Morality as Anti-nature

§5 Once one has comprehended the outrage of such a revolt against life as has become almost sacrosanct in Christian morality, one has, fortunately, also comprehended something else: the futility, apparentness, absurdity, and mendaciousness of such a revolt. A condemnation of life by the living remains in the end a mere symptom of a certain kind of life: the question whether it is justified or unjustified is not even raised thereby. One would require a position outside of life, and yet have to know it as well as one, as many, as all who have lived it, in order to be permitted even to touch the problem of the value of life: reasons enough to comprehend that this problem is for us an unapproachable problem.
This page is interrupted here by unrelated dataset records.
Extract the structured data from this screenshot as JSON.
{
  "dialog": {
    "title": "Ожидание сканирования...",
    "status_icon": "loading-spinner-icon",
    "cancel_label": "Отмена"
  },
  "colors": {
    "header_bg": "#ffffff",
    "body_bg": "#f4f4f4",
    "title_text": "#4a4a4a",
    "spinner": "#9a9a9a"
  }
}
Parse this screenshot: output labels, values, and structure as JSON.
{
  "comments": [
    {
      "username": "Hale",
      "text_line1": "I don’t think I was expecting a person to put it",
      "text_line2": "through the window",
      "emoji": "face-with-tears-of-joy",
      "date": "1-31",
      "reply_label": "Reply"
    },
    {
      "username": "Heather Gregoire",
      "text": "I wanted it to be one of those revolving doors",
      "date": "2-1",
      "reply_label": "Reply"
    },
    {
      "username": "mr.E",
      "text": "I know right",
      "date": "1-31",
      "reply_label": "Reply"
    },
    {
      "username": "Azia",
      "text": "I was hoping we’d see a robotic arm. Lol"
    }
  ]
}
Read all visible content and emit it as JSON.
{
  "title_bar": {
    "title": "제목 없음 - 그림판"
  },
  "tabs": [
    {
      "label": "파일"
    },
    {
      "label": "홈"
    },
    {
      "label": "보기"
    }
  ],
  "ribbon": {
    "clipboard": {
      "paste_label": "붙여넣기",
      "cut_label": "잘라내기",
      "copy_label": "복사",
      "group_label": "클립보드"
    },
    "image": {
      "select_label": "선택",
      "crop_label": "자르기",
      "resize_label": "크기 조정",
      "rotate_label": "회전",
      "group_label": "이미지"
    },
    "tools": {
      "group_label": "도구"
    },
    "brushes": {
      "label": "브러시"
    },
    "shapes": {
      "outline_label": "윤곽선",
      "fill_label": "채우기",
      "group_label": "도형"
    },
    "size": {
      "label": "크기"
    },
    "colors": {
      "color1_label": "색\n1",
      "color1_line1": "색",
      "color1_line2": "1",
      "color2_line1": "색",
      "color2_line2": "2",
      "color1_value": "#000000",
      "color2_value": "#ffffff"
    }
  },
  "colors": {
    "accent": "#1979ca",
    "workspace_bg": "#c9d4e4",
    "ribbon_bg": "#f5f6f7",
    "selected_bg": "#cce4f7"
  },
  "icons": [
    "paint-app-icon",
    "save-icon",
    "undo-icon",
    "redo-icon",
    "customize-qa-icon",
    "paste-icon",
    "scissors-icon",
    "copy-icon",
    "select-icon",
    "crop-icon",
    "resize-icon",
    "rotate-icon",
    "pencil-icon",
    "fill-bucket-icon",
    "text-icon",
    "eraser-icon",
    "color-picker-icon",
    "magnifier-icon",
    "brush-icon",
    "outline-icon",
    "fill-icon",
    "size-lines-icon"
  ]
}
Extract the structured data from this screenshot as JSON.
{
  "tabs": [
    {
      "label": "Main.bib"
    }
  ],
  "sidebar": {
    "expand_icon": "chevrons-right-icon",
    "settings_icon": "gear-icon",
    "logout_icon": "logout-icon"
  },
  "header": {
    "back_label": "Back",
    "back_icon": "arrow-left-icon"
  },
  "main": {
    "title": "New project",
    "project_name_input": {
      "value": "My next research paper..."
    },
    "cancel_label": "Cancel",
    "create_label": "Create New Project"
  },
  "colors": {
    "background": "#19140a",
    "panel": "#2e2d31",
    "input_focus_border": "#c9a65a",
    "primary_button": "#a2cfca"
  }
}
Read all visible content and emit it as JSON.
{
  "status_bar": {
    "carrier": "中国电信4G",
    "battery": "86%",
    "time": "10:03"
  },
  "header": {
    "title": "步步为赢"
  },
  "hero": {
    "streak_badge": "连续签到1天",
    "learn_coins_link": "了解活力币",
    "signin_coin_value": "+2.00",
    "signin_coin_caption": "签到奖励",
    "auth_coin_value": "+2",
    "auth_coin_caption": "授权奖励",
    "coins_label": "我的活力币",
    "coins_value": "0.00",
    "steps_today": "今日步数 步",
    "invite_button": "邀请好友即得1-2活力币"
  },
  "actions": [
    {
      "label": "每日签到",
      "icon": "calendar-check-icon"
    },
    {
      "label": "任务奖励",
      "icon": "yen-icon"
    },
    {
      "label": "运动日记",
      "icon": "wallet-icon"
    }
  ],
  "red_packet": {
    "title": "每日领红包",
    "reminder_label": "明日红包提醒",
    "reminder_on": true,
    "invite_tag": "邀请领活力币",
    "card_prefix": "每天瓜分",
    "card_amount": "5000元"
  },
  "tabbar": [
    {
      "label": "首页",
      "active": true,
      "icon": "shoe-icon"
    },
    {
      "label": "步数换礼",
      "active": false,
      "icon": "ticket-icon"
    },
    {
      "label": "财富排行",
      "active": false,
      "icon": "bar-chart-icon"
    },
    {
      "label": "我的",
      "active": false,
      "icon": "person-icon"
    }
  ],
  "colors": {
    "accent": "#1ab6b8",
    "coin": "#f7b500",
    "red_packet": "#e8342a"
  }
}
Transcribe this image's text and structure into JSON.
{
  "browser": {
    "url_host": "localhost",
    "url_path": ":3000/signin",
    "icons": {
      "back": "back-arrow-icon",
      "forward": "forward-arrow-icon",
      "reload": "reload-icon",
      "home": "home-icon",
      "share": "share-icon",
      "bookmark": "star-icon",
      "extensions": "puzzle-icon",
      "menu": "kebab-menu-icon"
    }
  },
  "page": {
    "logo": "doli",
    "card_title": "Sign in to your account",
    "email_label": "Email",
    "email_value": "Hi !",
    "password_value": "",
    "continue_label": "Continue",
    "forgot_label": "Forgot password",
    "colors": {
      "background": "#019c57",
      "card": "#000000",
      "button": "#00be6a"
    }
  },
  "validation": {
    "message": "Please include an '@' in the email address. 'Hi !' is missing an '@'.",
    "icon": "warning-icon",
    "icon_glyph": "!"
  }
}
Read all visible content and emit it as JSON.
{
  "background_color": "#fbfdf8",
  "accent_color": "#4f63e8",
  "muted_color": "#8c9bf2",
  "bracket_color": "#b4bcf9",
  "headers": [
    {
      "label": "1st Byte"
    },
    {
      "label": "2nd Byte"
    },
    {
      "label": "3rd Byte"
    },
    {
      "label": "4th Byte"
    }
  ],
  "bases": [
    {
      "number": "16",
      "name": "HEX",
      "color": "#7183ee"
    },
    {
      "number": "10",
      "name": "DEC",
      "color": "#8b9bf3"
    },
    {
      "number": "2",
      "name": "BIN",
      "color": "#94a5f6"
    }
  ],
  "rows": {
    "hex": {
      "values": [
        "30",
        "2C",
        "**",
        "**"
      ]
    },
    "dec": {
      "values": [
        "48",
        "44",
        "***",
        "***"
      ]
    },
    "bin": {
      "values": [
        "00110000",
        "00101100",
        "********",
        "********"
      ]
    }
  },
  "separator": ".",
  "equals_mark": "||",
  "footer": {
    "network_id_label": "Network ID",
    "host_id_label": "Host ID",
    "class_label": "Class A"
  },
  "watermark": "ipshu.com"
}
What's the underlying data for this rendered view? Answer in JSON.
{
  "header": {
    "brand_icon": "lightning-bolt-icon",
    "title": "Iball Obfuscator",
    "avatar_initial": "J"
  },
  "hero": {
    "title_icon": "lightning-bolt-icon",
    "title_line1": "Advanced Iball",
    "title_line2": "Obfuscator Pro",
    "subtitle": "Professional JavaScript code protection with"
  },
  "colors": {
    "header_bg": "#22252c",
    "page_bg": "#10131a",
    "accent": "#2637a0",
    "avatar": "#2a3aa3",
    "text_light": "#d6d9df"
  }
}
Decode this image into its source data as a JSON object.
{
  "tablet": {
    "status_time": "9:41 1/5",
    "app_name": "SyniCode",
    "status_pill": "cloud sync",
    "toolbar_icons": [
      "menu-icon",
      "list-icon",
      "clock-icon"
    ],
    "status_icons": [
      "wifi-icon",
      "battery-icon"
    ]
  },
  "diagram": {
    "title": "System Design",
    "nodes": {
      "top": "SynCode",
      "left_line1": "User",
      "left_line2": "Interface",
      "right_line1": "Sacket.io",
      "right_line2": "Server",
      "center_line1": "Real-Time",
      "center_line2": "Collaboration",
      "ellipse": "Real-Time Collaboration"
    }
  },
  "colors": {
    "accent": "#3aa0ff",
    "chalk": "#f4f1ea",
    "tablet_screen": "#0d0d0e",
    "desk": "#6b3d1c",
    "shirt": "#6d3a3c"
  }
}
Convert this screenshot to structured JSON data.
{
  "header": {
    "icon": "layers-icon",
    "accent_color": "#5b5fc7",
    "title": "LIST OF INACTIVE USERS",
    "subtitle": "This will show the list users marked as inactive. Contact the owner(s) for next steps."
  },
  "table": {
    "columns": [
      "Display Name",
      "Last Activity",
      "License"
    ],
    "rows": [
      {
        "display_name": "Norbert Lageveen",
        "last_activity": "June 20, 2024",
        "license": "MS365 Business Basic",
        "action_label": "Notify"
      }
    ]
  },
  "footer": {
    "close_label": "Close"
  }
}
When we speak of values, we speak with the inspiration, with the way of looking at things, which is part of life: life itself forces us to posit values; life itself values through us when we posit values. From this it follows that even that anti-natural morality which conceives of God as the counter-concept and condemnation of life is only a value judgment of life — but of what life? of what kind of life? I have already given the answer: of declining, weakened, weary, condemned life. Morality, as it has so far been understood — as it has in the end been formulated once more by Schopenhauer, as “negation of the will to life” — is the very instinct of decadence, which makes an imperative of itself. It says: “Perish!” It is a condemnation pronounced by the condemned.